Understanding why memory alignment is needed from the hardware perspective
by yaobin.wen
To understand why memory alignment can make the operation faster in the first place, we need to understand how the hardware is implemented.
The memory
The smallest unit of information storage in the memory is one bit, i.e., a value of 0 or 1. On the hardware level, an S-R latch is the hardware that’s used to store one bit of information.
The smallest addressable unit in the memory is one byte, i.e., an array of 8 bits. Every byte is assigned with an address. To read/write a byte, the CPU must specify the corresponding address of that byte and read/write it as a whole. In other words, a byte is also the smallest readable/writable unit of information. On the hardware level, eight S-R latches are put together to implement one byte of storage.
System buses
On the motherboard, CPU and memory are separate pieces of hardware. They are connected via the system buses that consist of three buses:
- The address bus that carries the address of the byte(s) to be read/written.
- The data bus that carries the bytes that are read/written.
- The control bus that carries the command about what operation (e.g., read/write) to perform on the memory.
Every bus is just a group of wires. Each wires has two states, 0 or 1, that represents one bit of information. The width of a bus is the number of wires that that bus contains. Width matters. For example:
- An address bus of width 33 (i.e., contains 33 wires) can represent \(2^{33} \div 8\) different addresses (“\(\div 8\)” is needed because only a byte, or 8 bits, has an address), or 8 GB.

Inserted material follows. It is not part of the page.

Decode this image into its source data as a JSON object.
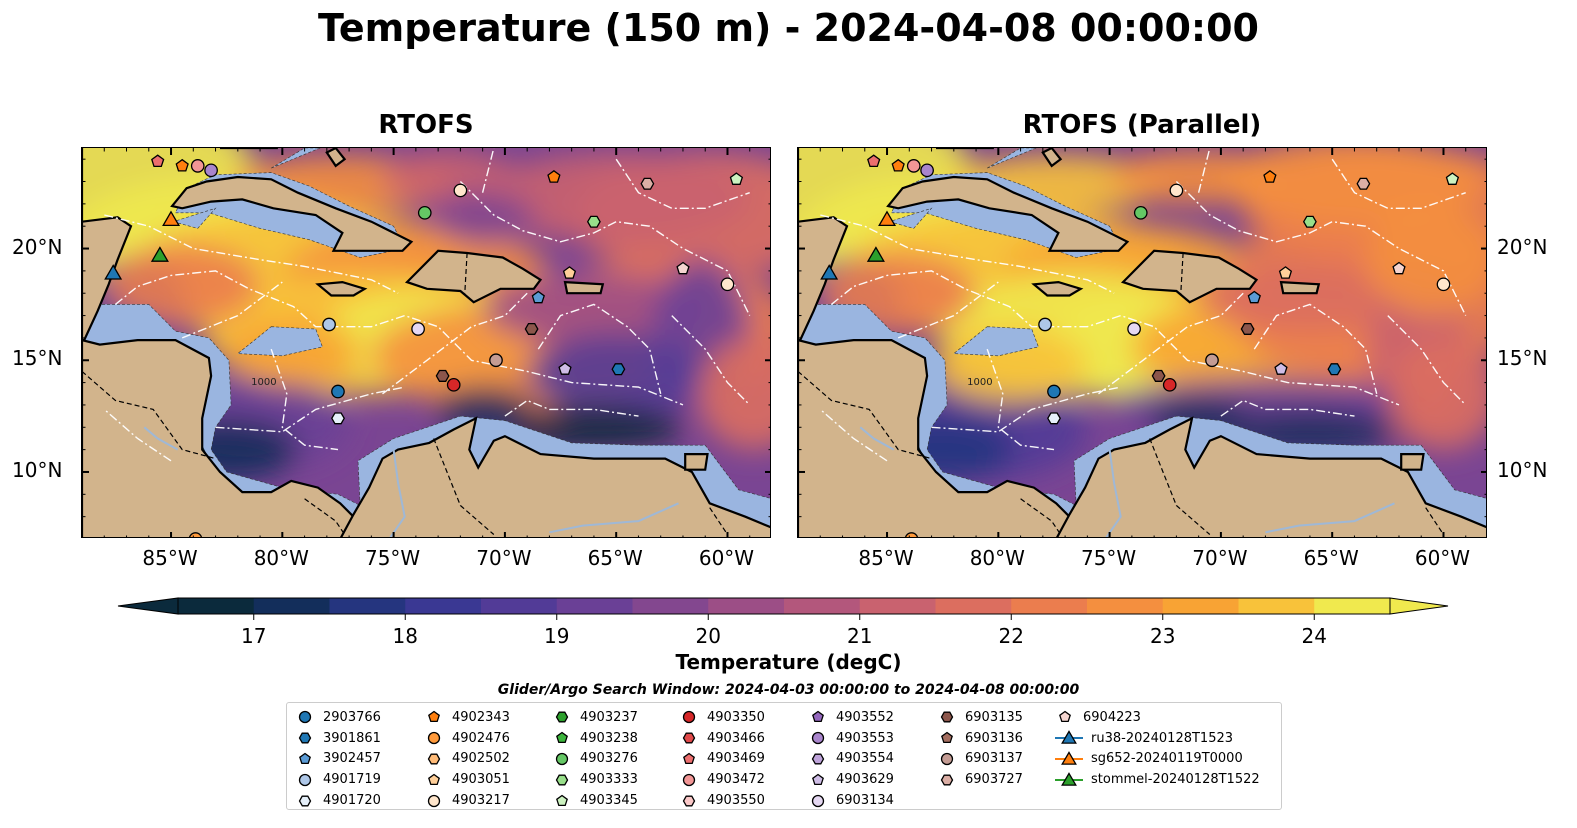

- A data bus of width 32 (i.e., contains 32 wires) can carry 32 bits, or 4 bytes, of data in one sitting. Therefore, its data transfer efficiency is twice as much as a data bus of width 16.
Therefore, for the CPU and the memory to exchange data, they both must be wired to the system buses:
- The address bus is used to specify which part of the memory is to be accessed.
- The data bus is used to carry the data to be exchanged.
- The control bus is used to specify the operation to be performed, e.g., read/write.
Wiring
Let’s use a data bus of width 16 as the example for discussion.
When the memory is wired to the data bus, they are wired this way:
From the diagram, we can see that data bus can transfer the data in the byte 0 and the byte 1 together, and the data in the byte 2 and the byte 3 together. The byte 2 and the byte 3 cannot be transferred together, because the byte 2 is wired to the wires 8 ~ 15 on the data bus, while the byte 3 is wired to the wires 0 ~ 7 on the data bus. The order they should be accessible (i.e., byte 2 followed by byte 3) is opposite to the order they are wired to the data bus (i.e., byte 3 is wired to the lower 8 wires while byte 2 is wired to the higher 8 wires).
As a result, if the CPU needs to get byte 1 and byte 2 as a pair, it needs to fetch them in two cycles:
- In the first cycle, the CPU fetches byte 0 and byte 1 because they can be fetched together. Then the CPU discards byte 0.
- In the second cycle, the CPU fetches byte 2 and byte 3 because they can be fetched together. Then the CPU discards byte 3.
- Then the CPU combines byte 1 and byte 2 as the result.
This is the reason on the hardware level that memory alignment is recommended: if you make sure the data you want to access is at the address of 0, 2, 4, etc., the data can be accessed in fewer cycles than the misaligned data.
Tags: Tech - Hardware